@prpinrni,
I'm biased, and not necessarily correct: I agree with UC. On the other hand, many of my friends and relatives over the years have gone CSU's successfully and happily.
Happily is important. Which campus do you like? Where do you feel comfortable? or strange (walk around, look hard at the place. Talk to people.)
I think in the world of work, most people hiring would be fine with either.
Some would get a little tingle if you mentioned going to Cal Tech at a party to make a good impression. I do know it's not a UC, I'm saying this because school can carry an aura. Not actually an aura, but a reputation, good or poor.

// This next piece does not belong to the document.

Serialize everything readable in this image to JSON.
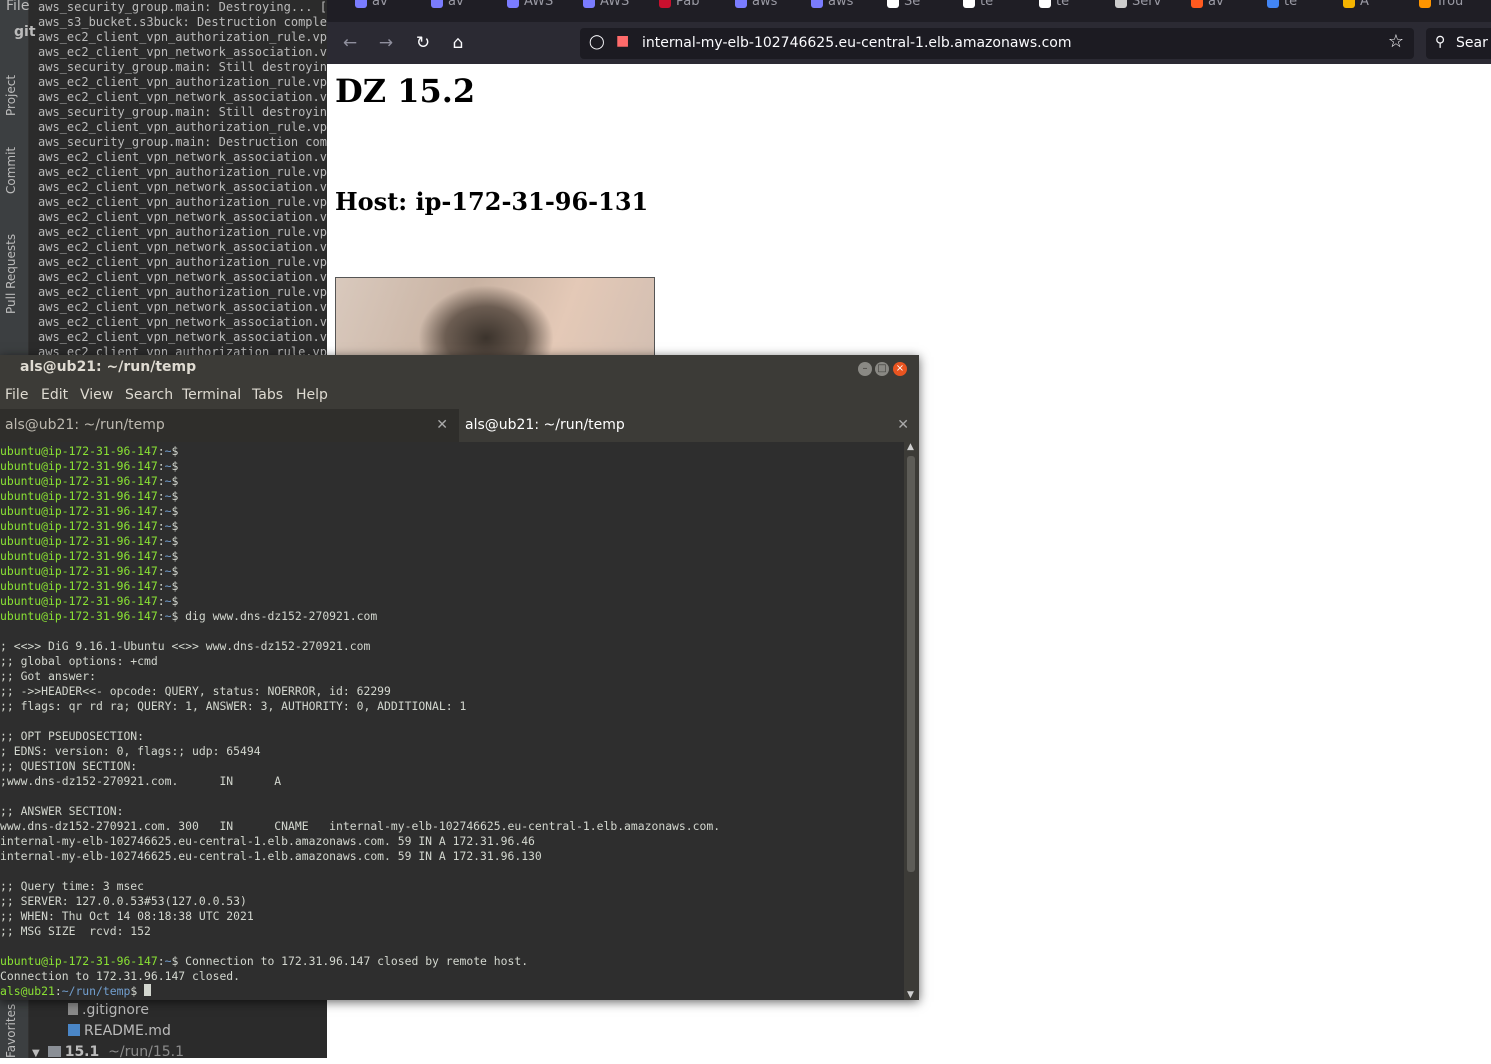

I'm an older woman, and when I was in high school, the nuns would not send our transcripts to UCLA, as it was run by commies (or words like that). The excuse by them for one of my friends was that girls shouldn't want to be engineers. I think her father fought that, don't remember the results. I did eventually graduate from there, a millennium ago. I was exhilarated by being there, thinking there was nothing I couldn't learn.

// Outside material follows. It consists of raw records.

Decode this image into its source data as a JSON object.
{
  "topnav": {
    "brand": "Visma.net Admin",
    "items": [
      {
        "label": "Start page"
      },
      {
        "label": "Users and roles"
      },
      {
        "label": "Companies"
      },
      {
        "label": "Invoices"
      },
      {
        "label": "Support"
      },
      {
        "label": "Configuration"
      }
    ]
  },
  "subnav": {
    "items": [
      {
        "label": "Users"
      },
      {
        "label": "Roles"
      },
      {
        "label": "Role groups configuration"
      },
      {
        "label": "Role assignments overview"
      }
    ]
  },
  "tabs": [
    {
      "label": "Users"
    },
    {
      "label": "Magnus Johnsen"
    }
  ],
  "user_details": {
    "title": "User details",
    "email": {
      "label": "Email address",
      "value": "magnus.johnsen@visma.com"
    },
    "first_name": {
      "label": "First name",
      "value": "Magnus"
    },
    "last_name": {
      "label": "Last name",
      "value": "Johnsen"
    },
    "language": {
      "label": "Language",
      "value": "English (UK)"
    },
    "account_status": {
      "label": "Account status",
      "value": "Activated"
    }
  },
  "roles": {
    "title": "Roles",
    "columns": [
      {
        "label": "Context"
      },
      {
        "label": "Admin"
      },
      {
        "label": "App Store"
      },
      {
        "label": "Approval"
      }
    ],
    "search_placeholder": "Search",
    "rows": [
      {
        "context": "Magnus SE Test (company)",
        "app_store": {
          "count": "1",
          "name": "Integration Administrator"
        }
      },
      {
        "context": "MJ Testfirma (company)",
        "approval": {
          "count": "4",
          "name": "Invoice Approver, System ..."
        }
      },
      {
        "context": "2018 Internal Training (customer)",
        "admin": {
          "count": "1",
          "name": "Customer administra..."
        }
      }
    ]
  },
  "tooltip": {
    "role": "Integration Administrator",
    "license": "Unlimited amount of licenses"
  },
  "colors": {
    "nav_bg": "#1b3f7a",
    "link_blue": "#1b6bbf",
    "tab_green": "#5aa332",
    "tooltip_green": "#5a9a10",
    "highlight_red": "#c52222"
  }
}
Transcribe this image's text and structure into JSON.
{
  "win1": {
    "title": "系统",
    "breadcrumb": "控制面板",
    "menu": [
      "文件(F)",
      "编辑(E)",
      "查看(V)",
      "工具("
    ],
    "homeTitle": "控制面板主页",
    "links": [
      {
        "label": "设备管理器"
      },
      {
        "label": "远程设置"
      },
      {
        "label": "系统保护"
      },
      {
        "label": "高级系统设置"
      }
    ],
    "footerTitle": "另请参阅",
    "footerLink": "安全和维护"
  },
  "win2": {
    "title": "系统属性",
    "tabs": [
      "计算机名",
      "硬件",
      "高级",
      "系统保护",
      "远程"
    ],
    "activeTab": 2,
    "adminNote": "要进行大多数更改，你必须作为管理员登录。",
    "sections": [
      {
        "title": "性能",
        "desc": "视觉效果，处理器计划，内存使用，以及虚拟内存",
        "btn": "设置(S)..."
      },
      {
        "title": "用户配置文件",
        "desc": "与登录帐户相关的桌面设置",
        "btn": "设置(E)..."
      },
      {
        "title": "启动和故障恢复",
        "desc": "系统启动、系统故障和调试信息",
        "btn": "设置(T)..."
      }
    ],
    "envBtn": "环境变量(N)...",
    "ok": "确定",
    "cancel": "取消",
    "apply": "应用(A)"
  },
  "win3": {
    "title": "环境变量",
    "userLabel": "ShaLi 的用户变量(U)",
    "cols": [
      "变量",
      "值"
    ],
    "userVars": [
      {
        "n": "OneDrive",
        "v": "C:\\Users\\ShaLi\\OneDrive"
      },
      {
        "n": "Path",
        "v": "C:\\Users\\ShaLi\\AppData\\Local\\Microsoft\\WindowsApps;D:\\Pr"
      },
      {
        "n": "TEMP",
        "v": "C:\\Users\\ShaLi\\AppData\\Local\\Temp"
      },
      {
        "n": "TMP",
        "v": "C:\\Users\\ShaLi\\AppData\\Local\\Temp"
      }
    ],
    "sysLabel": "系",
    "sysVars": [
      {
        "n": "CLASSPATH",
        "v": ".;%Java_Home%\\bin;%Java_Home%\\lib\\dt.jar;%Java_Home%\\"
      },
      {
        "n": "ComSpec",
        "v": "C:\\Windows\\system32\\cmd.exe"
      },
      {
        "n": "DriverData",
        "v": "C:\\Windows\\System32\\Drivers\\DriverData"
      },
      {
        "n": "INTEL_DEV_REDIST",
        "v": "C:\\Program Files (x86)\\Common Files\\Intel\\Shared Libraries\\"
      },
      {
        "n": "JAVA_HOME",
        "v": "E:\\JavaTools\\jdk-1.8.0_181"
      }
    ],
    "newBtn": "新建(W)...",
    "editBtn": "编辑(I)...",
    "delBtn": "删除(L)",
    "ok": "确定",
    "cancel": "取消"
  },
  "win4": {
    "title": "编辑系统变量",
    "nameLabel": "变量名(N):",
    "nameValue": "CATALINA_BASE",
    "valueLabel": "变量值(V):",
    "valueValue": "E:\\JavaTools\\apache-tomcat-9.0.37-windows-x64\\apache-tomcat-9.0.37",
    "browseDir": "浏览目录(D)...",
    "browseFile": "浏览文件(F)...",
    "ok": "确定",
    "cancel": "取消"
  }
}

Not quite true, but I continued to love being there. That matters.
Go where you want to go.
(There's a song about that, by the Mamas and Papas)
edit to add - your posts often seem to be about age of students and time it takes to graduate, matters that are in the long run unimportant, if money isn't the question. Many of us took longer because we worked full time or close to it. What matters is what you learn and if you enjoyed the increasing knowledge.